板橋区議会から見たエネルギー問題
区政レポート
2026.03.11
板橋区議会
テーマ:
板橋区議会から見たエネルギー問題を徹底解説

アメリカ・イスラエルによるイラン攻撃で原油をはじめとした燃料調達の危機管理が注目されています。
この機会に我が国のエネルギー安全保障の観点から現況をレポートします。
EV車をはじめとした脱炭素の方向であらゆる施策が設計されています。
発電には、動力が必要ですが、日本の発電構成はどうなっているかご存じでしょうか?
我が国は現在、原子力発電を抑えており、火力発電が70%超となっています。
火力発電の燃料は、LNG(天然ガス)と石炭が主な燃料となっています。
したがって、燃料調達コスト高、為替の影響・地政学的な影響でエネルギーコストが上がり物価に直接影響を与えます。
発電の70%を占める火力発電の燃料調達は「経済安全保障」の観点から既に分散調達をしており、その70%を占める「LNG」と「石炭は」・・・
もはや、中東に依存していませんが「原油」の90%は中東からで「メタノール」は、イランから調達しています。これらの影響で現在、インフレ圧力が強まっています。
2025年の日本における主な石炭輸入国は、オーストラリア、インドネシアが引き続き上位を占め、ロシア、カナダ、米国、南アフリカ、コロンビアからも調達しています。

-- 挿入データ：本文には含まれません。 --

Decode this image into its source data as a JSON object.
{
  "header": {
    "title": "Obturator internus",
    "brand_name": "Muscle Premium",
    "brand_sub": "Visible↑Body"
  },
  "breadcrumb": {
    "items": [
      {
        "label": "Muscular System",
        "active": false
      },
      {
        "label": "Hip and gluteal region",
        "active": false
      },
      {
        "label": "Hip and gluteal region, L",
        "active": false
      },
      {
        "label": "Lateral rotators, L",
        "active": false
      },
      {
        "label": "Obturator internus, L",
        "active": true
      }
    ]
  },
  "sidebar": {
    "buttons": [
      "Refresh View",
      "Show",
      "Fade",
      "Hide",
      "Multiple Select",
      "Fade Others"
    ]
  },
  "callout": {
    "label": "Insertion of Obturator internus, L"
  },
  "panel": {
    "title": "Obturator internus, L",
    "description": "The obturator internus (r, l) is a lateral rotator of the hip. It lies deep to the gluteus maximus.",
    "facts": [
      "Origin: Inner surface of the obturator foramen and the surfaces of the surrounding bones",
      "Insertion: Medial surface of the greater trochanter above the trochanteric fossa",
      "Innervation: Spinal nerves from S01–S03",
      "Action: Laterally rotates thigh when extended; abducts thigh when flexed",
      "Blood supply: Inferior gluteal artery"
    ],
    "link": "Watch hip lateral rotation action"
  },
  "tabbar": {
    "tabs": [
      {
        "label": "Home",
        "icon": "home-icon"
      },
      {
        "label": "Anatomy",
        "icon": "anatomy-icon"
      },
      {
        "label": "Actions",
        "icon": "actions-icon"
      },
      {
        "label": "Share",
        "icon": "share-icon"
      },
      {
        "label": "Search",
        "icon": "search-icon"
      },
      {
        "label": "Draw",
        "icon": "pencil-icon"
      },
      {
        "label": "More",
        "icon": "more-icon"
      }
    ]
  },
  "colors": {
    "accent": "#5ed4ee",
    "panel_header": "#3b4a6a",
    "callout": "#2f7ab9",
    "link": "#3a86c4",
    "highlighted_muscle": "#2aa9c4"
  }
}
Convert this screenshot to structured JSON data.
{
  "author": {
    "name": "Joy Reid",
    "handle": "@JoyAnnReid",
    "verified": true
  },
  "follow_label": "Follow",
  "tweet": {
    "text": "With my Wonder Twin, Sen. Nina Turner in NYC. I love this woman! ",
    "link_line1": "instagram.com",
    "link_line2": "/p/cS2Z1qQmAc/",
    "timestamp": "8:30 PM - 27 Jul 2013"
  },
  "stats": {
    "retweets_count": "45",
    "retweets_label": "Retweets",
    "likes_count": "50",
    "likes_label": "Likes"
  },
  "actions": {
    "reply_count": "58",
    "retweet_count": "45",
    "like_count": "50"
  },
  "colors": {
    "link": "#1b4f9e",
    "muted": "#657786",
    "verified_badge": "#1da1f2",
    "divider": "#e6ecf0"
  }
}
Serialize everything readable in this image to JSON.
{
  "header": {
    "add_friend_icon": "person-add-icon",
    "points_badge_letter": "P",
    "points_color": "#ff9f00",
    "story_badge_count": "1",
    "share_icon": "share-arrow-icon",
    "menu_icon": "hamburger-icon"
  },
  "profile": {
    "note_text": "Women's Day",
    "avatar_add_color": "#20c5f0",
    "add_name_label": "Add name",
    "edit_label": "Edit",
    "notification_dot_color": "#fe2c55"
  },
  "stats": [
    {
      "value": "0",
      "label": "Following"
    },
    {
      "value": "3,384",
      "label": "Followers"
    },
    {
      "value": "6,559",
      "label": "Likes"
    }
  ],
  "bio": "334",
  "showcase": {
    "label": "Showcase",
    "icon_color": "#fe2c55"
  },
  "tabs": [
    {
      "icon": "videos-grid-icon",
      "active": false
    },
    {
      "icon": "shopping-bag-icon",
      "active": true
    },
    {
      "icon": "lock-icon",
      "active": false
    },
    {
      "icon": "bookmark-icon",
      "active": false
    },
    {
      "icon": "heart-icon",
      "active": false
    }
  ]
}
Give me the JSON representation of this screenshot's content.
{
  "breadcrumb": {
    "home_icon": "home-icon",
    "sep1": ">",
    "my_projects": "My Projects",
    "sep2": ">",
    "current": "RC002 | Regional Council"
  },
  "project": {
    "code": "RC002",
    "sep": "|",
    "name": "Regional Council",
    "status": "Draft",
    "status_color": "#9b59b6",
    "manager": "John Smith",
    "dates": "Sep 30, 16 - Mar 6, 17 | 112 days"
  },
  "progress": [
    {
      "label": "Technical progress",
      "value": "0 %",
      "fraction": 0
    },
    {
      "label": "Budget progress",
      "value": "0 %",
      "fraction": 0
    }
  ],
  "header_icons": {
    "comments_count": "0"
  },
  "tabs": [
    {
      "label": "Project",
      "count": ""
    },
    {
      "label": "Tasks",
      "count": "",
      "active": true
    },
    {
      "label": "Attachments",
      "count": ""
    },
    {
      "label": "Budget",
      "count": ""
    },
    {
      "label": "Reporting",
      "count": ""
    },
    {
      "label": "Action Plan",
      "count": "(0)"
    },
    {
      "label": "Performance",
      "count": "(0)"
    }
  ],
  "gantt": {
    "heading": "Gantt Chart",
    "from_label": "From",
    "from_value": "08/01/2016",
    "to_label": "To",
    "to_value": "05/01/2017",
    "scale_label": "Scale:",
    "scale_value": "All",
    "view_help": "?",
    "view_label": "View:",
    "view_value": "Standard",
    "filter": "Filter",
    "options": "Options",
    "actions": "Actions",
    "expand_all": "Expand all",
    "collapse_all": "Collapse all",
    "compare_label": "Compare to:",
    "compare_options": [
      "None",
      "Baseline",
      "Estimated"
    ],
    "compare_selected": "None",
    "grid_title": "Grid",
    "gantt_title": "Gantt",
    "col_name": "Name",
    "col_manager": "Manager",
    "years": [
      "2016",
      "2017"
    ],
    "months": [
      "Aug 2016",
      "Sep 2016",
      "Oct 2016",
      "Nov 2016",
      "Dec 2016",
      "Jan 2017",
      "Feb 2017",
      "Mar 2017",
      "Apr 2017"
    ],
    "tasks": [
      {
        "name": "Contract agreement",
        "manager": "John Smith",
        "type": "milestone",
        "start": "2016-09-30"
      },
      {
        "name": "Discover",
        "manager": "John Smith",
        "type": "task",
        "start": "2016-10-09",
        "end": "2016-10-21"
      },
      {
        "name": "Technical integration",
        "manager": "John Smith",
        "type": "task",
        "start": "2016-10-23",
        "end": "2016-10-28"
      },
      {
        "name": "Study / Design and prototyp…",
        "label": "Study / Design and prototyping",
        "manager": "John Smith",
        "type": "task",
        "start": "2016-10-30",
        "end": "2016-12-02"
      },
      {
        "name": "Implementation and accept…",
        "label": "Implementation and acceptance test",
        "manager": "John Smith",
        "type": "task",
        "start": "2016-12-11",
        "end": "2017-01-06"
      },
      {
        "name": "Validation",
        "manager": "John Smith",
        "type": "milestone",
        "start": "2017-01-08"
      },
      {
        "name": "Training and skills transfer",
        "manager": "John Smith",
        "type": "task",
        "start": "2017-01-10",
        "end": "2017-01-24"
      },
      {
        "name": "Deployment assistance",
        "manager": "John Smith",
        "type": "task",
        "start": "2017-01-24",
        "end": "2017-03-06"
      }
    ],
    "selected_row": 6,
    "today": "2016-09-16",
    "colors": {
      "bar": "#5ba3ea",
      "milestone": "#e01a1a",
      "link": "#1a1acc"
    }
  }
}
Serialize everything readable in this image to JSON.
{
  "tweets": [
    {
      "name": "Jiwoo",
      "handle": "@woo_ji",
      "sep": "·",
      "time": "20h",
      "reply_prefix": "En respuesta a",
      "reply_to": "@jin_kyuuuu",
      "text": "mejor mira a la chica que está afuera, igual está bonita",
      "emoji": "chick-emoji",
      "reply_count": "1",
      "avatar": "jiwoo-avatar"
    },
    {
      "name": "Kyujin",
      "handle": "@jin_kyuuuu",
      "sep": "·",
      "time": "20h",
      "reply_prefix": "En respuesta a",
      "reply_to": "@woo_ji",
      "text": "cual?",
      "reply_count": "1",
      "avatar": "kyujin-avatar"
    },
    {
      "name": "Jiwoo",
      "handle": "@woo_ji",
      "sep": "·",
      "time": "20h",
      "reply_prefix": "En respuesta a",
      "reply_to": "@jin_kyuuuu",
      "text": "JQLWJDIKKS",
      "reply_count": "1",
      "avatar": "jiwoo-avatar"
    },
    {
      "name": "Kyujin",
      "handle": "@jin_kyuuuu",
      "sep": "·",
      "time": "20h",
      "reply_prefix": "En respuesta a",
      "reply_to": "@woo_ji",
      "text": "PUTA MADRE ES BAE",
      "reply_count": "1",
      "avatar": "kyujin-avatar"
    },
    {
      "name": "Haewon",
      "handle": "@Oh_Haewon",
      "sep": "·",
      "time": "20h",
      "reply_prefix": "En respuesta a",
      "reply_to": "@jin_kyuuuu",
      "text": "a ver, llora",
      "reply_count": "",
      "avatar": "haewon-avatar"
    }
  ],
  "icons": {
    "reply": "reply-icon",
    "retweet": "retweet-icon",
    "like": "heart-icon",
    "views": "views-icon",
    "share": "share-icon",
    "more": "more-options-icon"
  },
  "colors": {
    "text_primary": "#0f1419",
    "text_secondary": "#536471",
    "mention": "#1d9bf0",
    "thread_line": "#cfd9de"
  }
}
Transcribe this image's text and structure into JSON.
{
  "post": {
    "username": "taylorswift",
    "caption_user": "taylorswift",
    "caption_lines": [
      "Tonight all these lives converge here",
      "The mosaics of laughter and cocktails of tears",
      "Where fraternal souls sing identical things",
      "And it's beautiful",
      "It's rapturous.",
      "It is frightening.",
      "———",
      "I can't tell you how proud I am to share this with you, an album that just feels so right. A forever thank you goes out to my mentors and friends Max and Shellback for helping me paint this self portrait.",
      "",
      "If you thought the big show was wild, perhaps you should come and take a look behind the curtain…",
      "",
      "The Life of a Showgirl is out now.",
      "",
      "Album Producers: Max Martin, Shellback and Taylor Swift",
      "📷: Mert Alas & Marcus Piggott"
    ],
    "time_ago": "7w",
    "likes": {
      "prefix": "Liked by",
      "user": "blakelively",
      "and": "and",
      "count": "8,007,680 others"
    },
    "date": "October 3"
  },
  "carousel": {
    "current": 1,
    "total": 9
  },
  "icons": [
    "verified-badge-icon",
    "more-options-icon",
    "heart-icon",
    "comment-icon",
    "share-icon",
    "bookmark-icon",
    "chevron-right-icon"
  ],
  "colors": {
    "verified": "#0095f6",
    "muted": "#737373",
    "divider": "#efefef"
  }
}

2025年上半期はインドネシアが最大供給国であり、一般炭は南アフリカからの輸入も増えています。
この様にエネルギー安全保障の観点から輸入先の分散が進んでいます。
2025年の日本における直近データでも火力発電は、天然ガス(LNG)と石炭が主力の燃料であり、依然として全電源構成の約6〜7割を占めています。
LNGが約30%台、石炭が約25〜28%台で安定供給の役割を担いつつ、脱炭素化に向けてバイオマス混焼やアンモニア混焼の実証・利用も進められています。
この様な構成となっていますので、EV車をはじめとした電化と言ってもその元となる動力は火力でありCO2を排出しながらEVが動いている事を理解する必要があります。
さらに今回の様に地政学的リスクが高まると我が国の経済を直撃される事になり、脆弱な経済基盤に対応する為「経済安全保障」を強化し、強靭化を急ぎ進めなければならず綺麗ごとでは済まない現状に背を向けてはいけません。
我々、議員は、住民の生命と財産を守る事が最大のミッションでありますので、現実を直視した政策提言ができる様に常に準備しておかなければならないと思っています。